I was very nice to her during and after this hugely embarrassing event; what else could I do? I laughed at her in-text jokes whenever it was remotely possible — especially when they were against me — congratulated her warmly on her vibrant dialogue in front of the National Book Award nominee, and made a point of passing along a book of Dorothy Parker short stories to her the next day.
Others were not so kind, either to her or to Hansel. The more considerate ones merely laughed at them behind their backs. Others depicted her in cartoon form, or acted out her performance in the dining hall after she had dumped her tray; someone even wrote a parody of her piece and passed it around. True, I did have to live for the next week with the nickname Mata Hari, but compared to being known as the writer whose act of fictional revenge had so badly failed, I wouldn’t have cared if everyone had called me Lizzie Borden. And, of course, it became quite apparent that every time I was nice to Gretel after that, every time I smiled at her in a hallway when others wouldn’t, it was only pouring salt on her wounded ego.

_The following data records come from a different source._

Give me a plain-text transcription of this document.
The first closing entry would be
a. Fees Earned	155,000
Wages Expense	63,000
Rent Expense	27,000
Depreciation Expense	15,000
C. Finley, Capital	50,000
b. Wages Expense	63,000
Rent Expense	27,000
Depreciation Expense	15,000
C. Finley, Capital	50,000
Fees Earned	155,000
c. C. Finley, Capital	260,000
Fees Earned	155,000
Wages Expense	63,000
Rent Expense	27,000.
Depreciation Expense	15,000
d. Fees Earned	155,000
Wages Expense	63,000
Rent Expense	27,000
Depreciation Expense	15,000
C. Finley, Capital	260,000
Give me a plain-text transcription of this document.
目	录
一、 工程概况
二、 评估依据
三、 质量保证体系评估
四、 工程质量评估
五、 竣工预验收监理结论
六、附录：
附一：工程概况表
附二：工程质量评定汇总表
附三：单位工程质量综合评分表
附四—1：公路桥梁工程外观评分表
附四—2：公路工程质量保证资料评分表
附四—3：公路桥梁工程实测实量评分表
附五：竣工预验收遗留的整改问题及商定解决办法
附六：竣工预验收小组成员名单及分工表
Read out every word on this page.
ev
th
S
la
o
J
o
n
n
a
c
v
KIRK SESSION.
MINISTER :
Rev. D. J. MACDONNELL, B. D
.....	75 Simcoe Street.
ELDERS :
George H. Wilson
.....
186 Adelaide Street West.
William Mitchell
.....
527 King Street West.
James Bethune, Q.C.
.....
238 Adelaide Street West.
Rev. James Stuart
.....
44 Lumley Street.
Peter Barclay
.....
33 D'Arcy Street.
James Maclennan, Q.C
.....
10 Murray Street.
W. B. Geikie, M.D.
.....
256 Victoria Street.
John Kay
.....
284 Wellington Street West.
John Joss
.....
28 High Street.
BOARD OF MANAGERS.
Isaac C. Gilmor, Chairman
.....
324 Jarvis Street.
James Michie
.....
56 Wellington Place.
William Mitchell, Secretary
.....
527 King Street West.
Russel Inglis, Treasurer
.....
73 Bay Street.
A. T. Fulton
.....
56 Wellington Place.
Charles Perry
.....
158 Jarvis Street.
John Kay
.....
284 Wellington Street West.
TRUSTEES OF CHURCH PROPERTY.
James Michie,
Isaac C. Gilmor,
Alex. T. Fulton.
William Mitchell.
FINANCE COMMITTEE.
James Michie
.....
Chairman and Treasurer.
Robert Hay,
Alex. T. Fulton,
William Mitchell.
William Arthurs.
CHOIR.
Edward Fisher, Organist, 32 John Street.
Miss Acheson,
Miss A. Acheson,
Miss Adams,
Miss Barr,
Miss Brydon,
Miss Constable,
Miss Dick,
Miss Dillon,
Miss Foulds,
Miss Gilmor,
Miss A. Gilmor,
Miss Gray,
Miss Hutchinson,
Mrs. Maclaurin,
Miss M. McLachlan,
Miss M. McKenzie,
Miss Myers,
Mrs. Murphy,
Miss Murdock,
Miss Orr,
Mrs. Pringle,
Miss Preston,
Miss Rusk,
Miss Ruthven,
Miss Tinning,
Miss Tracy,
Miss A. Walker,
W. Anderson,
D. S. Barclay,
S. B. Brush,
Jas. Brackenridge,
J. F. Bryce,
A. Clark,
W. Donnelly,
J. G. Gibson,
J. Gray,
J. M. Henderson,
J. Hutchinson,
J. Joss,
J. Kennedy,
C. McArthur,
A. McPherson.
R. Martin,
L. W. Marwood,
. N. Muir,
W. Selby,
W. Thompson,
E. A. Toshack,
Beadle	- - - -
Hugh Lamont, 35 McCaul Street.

Oh, how I wish I could say this was the only time I have ever seen a writer do something like this to herself…
But the fact is, it’s downright common in novels. Rest assured, though, that revenge fantasies tend to announce themselves as screamingly from the pages of a submission as they did from Gretel’s podium. If you’re still angry about an event, maybe it’s not the right time to write about it for publication. Your journal, fine. But until you have gained some perspective — at least enough to perform some legitimate character development for that person you hate — give it a rest. Otherwise, your readers’ sympathies may ricochet, and move in directions that you may not like.
And that can be deadly in a submission.
At the risk of sounding like a broken record, it’s always a good idea to get objective feedback on anything you write before you loose it on the world, but if you incorporate painful real-life scenes into your fiction, sharing before submission becomes ABSOLUTELY IMPERATIVE. If you work out your aggressions at your computer — and, let’s face it, a lot of us do — please, please join a writing group. Find good readers you can trust to save you from looking like a junior high schooler on a rampage — but who won’t tone down your marvelously original voice.
And Gretel, honey, in the unlikely event that you ever read this, you might want to remember: revenge is a dish best served cold. Or, as Philip used to say, never screw over a living writer. You never know who might end up writing a blog.
Hey, I’m only human. And yes, this incident did really happen — and that’s why I am writing about it here, not in my next novel, tempting as that might be.
Keep up the good work!
For any manuscript submission, can you give us the rule for indicating character thought? I have found ‘italicize only foreign words’ and ‘ underline anything that needs italicizing.’ Help!
That is going to need to be the subject of an entire blog, or perhaps two, because it’s an issue that is hotly debated amongst editors. (Some say italicing thought is fine, some consider it a sign of poor writing.) It’s very frequently a perspective issue: if you’re writing in the first or tight third person, it may well be perfectly obvious to the reader when a sentence is the protagonist’s thought, without any fancy markers at all.
I’ll try to get to it within the next few days.
In the meantime: yes, do italicize the foreign words in your manuscript that are not proper nouns. But do NOT underline ANYTHING in your manuscript — that’s advice from back when everyone was using typewriters. Now, all underlining indicates is that it will cost a publisher more to print your book — over the course of a print run, even a few underlined words can lead to quite a bit of extra ink usage. Italics, by contrast, do not suck up more ink.